Combinations & PSMs counts:

• Comet only + Percolator: 1401471
• Comet + MSGF + Percolator: 1576657 (12.50% increase)
• Comet + MSGF + ms2rescore: 1620560 (15.63% increase)
• Comet + MSGF + (SNR + ms2rescore): 1617000 (15.38% increase)
• Comet + MSGF + SAGE + (SNR + ms2rescore): 1646795 (17.50% increase)

Total number of PSMs by RAW file and combination

Currently, the combination of ms2rescore (Comet + MSGF + SAGE) and SNR has more PSMs identifications.

[jpfeuffer]

What is "non-sage"? Comet?

[ypriverol]

Sorry the non-sage is COMET+MSGF

[jpfeuffer]

Sage comes on top or as replacement?

How expensive is the snr/feature calculation? I think we could improve the pyopenms script if it is expensive.

Have you tried a more robust snr estimation? I.e. RMS of Top 10 / RMS of all? The max seems prone to outliers but seems to work well enough.

Have you planned any false positive evaluation (like ground truth, entrapment, cross-species)?

[ypriverol]

Sage comes on top or as replacement?

On top.

How expensive is the snr/feature calculation? I think we could improve the pyopenms script if it is expensive.

It is really fast, then there is no urgent need for improvements.

Have you tried a more robust snr estimation? I.e. RMS of Top 10 / RMS of all? The max seems prone to outliers but seems to work well enough.

We can add more metrics like RMS of the Top 10. Feel free to do a PR to quantms utils https://github.com/bigbio/quantms-utils/blob/main/quantmsutils/features/snr.py

Have you planned any false positive evaluation (like ground truth, entrapment, cross-species)?

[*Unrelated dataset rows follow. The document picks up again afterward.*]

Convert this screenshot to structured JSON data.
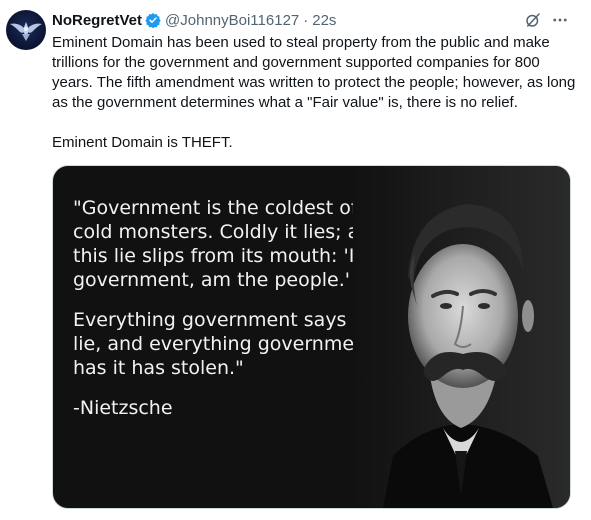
{
  "tweet": {
    "display_name": "NoRegretVet",
    "handle": "@JohnnyBoi116127",
    "separator": "·",
    "timestamp": "22s",
    "body_paragraph_1": "Eminent Domain has been used to steal property from the public and make trillions for the government and government supported companies for 800 years. The fifth amendment was written to protect the people; however, as long as the government determines what a \"Fair value\" is, there is no relief.",
    "body_paragraph_2": "Eminent Domain is THEFT.",
    "icons": {
      "avatar": "air-force-wings-logo",
      "verified": "verified-badge-icon",
      "grok": "grok-icon",
      "more": "more-icon"
    },
    "colors": {
      "verified": "#1d9bf0",
      "secondary_text": "#536471"
    }
  },
  "media": {
    "quote_line_1": "\"Government is the coldest of all cold monsters. Coldly it lies; and this lie slips from its mouth: 'I, government, am the people.'",
    "quote_line_2": "Everything government says is a lie, and everything government has it has stolen.\"",
    "attribution": "-Nietzsche"
  }
}
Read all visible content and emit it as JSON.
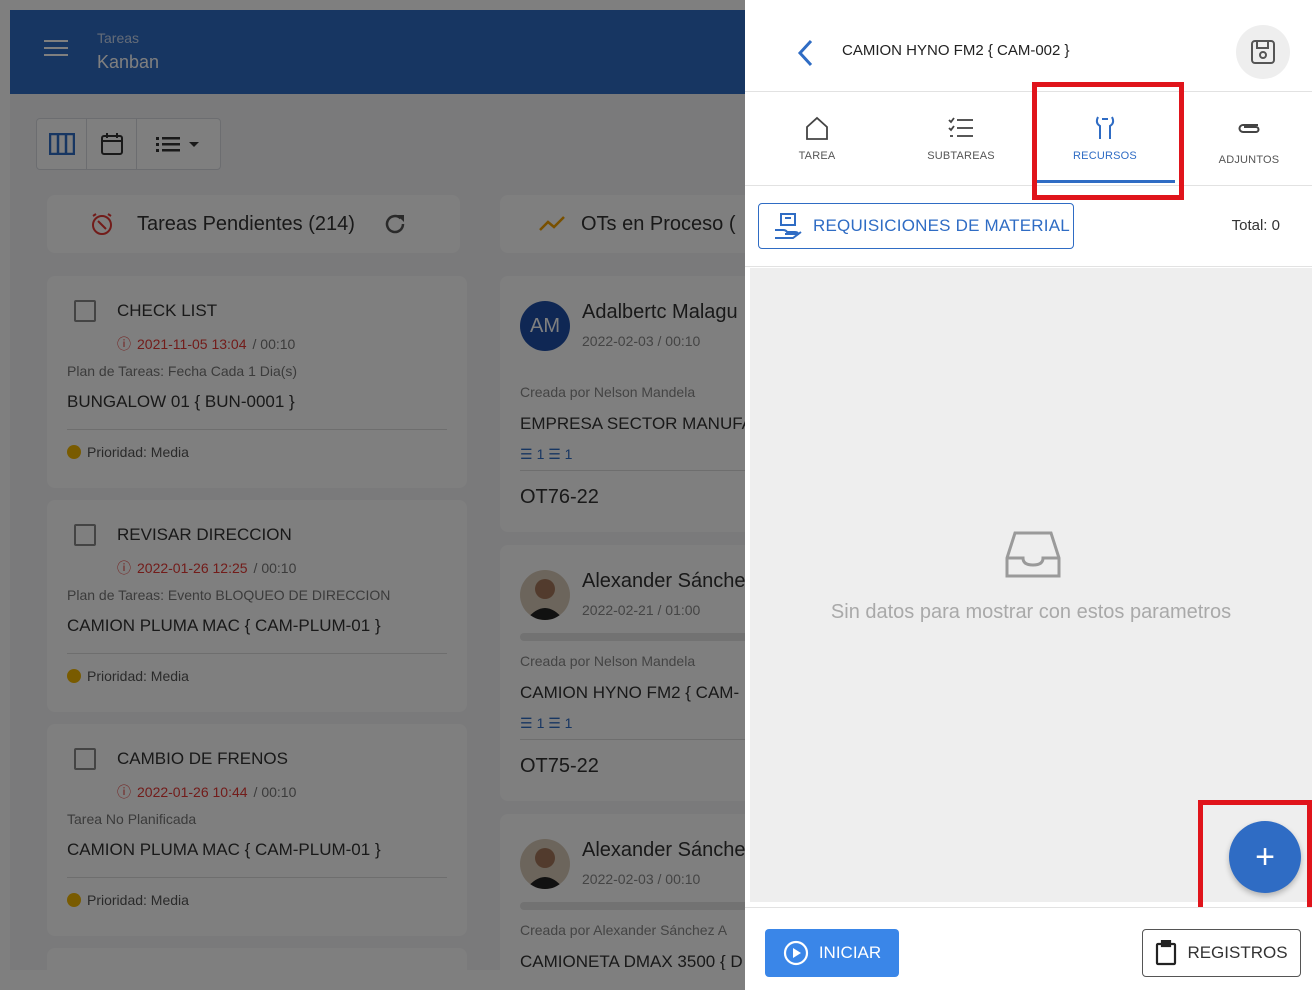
{
  "app": {
    "title": "Tareas",
    "subtitle": "Kanban",
    "columns": [
      {
        "title": "Tareas Pendientes (214)"
      },
      {
        "title": "OTs en Proceso ("
      }
    ],
    "pending_tasks": [
      {
        "title": "CHECK LIST",
        "date": "2021-11-05 13:04",
        "duration": "/ 00:10",
        "plan": "Plan de Tareas: Fecha Cada 1 Dia(s)",
        "asset": "BUNGALOW 01 { BUN-0001 }",
        "priority": "Prioridad: Media"
      },
      {
        "title": "REVISAR DIRECCION",
        "date": "2022-01-26 12:25",
        "duration": "/ 00:10",
        "plan": "Plan de Tareas: Evento BLOQUEO DE DIRECCION",
        "asset": "CAMION PLUMA MAC { CAM-PLUM-01 }",
        "priority": "Prioridad: Media"
      },
      {
        "title": "CAMBIO DE FRENOS",
        "date": "2022-01-26 10:44",
        "duration": "/ 00:10",
        "plan": "Tarea No Planificada",
        "asset": "CAMION PLUMA MAC { CAM-PLUM-01 }",
        "priority": "Prioridad: Media"
      }
    ],
    "work_orders": [
      {
        "initials": "AM",
        "name": "Adalbertc Malagu",
        "date": "2022-02-03 / 00:10",
        "created_by": "Creada por Nelson Mandela",
        "asset": "EMPRESA SECTOR MANUFA",
        "counts": "1 ☰ 1",
        "code": "OT76-22"
      },
      {
        "initials": "",
        "name": "Alexander Sánche",
        "date": "2022-02-21 / 01:00",
        "created_by": "Creada por Nelson Mandela",
        "asset": "CAMION HYNO FM2 { CAM-",
        "counts": "1 ☰ 1",
        "code": "OT75-22"
      },
      {
        "initials": "",
        "name": "Alexander Sánche",
        "date": "2022-02-03 / 00:10",
        "created_by": "Creada por Alexander Sánchez A",
        "asset": "CAMIONETA DMAX 3500 { D",
        "counts": "",
        "code": ""
      }
    ]
  },
  "panel": {
    "title": "CAMION HYNO FM2 { CAM-002 }",
    "tabs": [
      {
        "label": "TAREA",
        "icon": "home-icon"
      },
      {
        "label": "SUBTAREAS",
        "icon": "checklist-icon"
      },
      {
        "label": "RECURSOS",
        "icon": "tools-icon"
      },
      {
        "label": "ADJUNTOS",
        "icon": "paperclip-icon"
      }
    ],
    "active_tab": "RECURSOS",
    "requisitions_label": "REQUISICIONES DE MATERIAL",
    "total": "Total: 0",
    "empty_message": "Sin datos para mostrar con estos parametros",
    "fab_label": "+",
    "start_label": "INICIAR",
    "logs_label": "REGISTROS"
  },
  "colors": {
    "primary": "#2f6cc4",
    "highlight": "#e0141b",
    "overdue": "#e53935",
    "priority_medium": "#f2b600"
  }
}
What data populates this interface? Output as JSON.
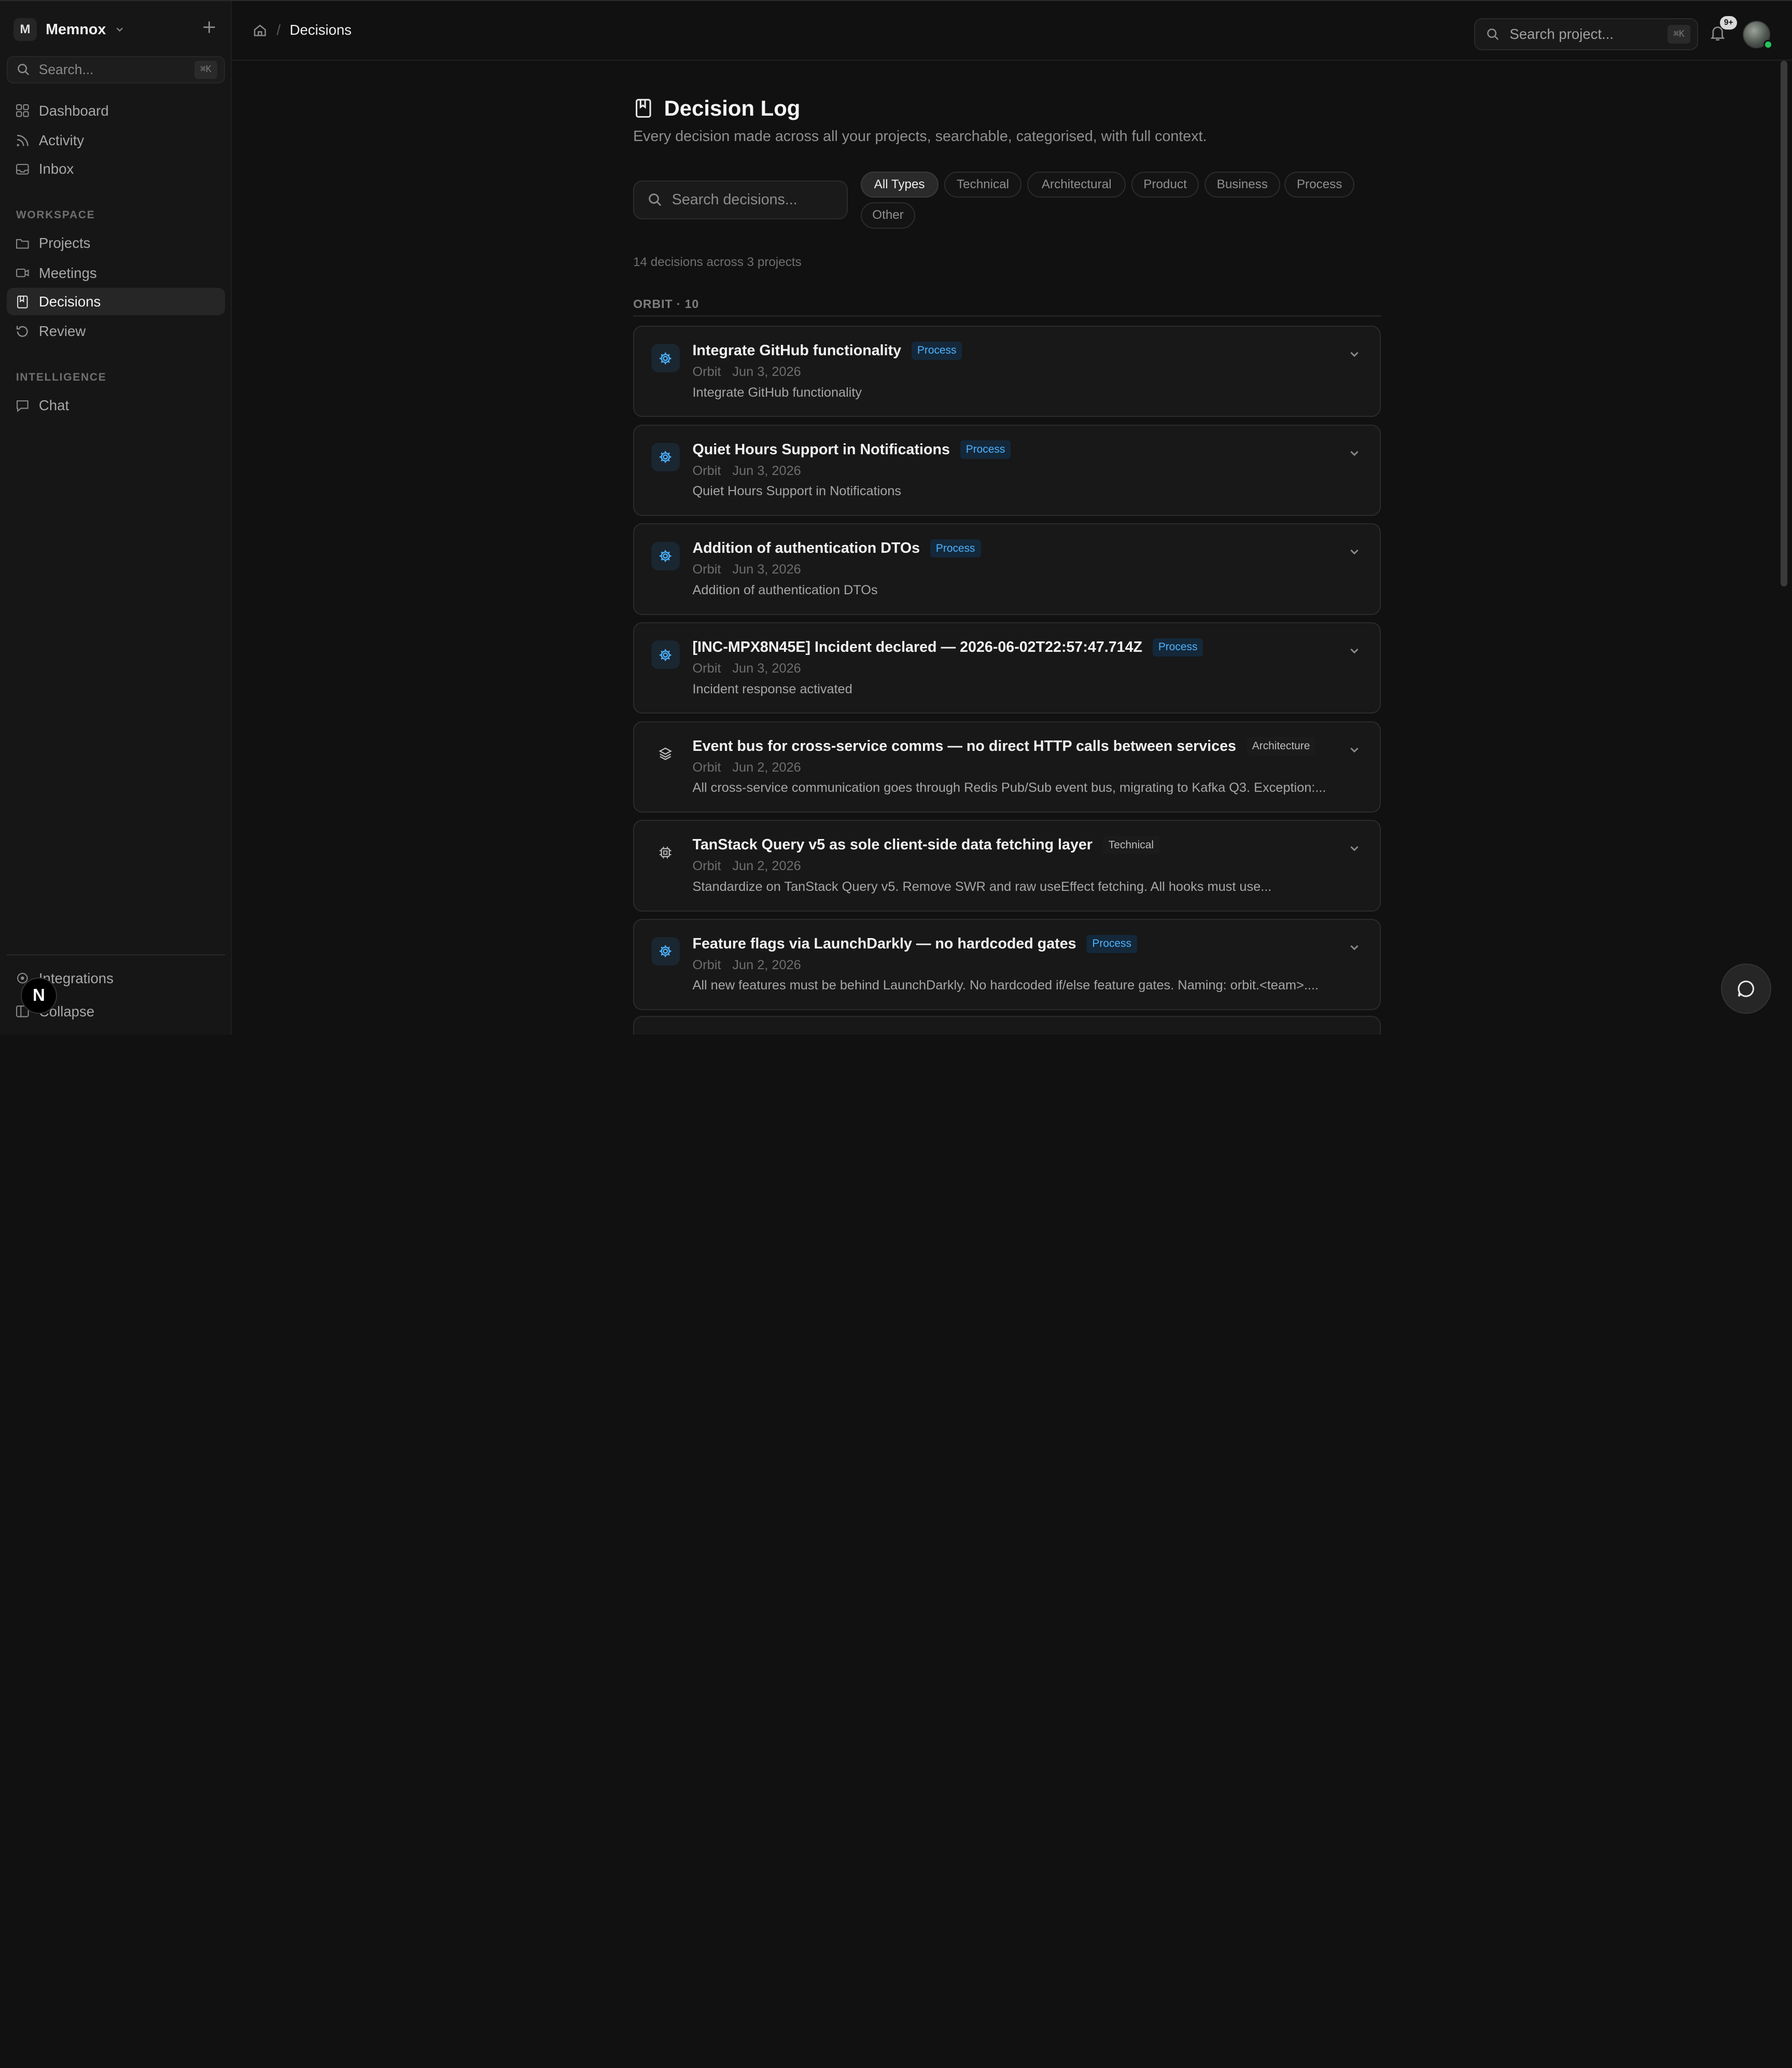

Im listening to suggestions. I would love to evaluate if this 5% increase in the PSMs in some way affects the FDR? Also, Im listening to suggestions on how to evaluate the difference between SNR+MS2rescore and MS2rescore. I have manually checked some IDs (in proteogenomics - https://www.biorxiv.org/content/10.1101/2024.05.24.595489v1) and I know that ms2rescore in the low-quality spectra can save (identified) some low-quality spectra that is the reason why we added the SNR. Would be nice to have some benchmark to prove it.

[ypriverol]

I was reading today the MSAmanda + ms2rescore and the % increase in PSMs is 6%.

[RalfG]

Any increase in #PSMs will depend on the type of dataset and search space. Generally, we see modest increases for simple searches (for instance the yeast UPS search above) and significant increases for difficult searches (46% for immunopeptidomics, 10.1016/j.mcpro.2022.100266).

Note that even with modest increases in sensitivity, the separation between true and false PSMs is expected to be better, which means that in most cases you could increase the specificity to 0.1% FDR without loosing sensitivity (for instance shown in doi:10.1016/j.mcpro.2021.100076).

[ypriverol]

Thanks @RalfG for this response:

Any increase in #PSMs will depend on the type of dataset and search space. Generally, we see modest increases for simple searches (for instance the yeast UPS search above) and significant increases for difficult searches (46% for immunopeptidomics, 10.1016/j.mcpro.2022.100266).

Note that even with modest increases in sensitivity, the separation between true and false PSMs is expected to be better, which means that in most cases you could increase the specificity to 0.1% FDR without loosing sensitivity (for instance shown in doi:10.1016/j.mcpro.2021.100076).

How do you test this? Distribution of the PEP scores or the original scores for targets and decoys?

[RalfG]

Usually just by plotting the amount of confidently identified PSMs at each FDR threshold, as in figure 1 of doi:10.1016/j.mcpro.2021.100076.

[jonasscheid]

I'm a bit curious about

We can add more metrics like RMS of the Top 10. Feel free to do a PR to quantms utils https://github.com/bigbio/quantms-utils/blob/main/quantmsutils/features/snr.py

Did you check the feature weights of percolator for this feature? I would guess that the Comet Xcorr implicitly penalizes for high SNR: https://willfondrie.com/2019/02/an-intuitive-look-at-the-xcorr-score-function-in-proteomics/

Would be great to see how high search engine scores / predicted features weights are in percolator!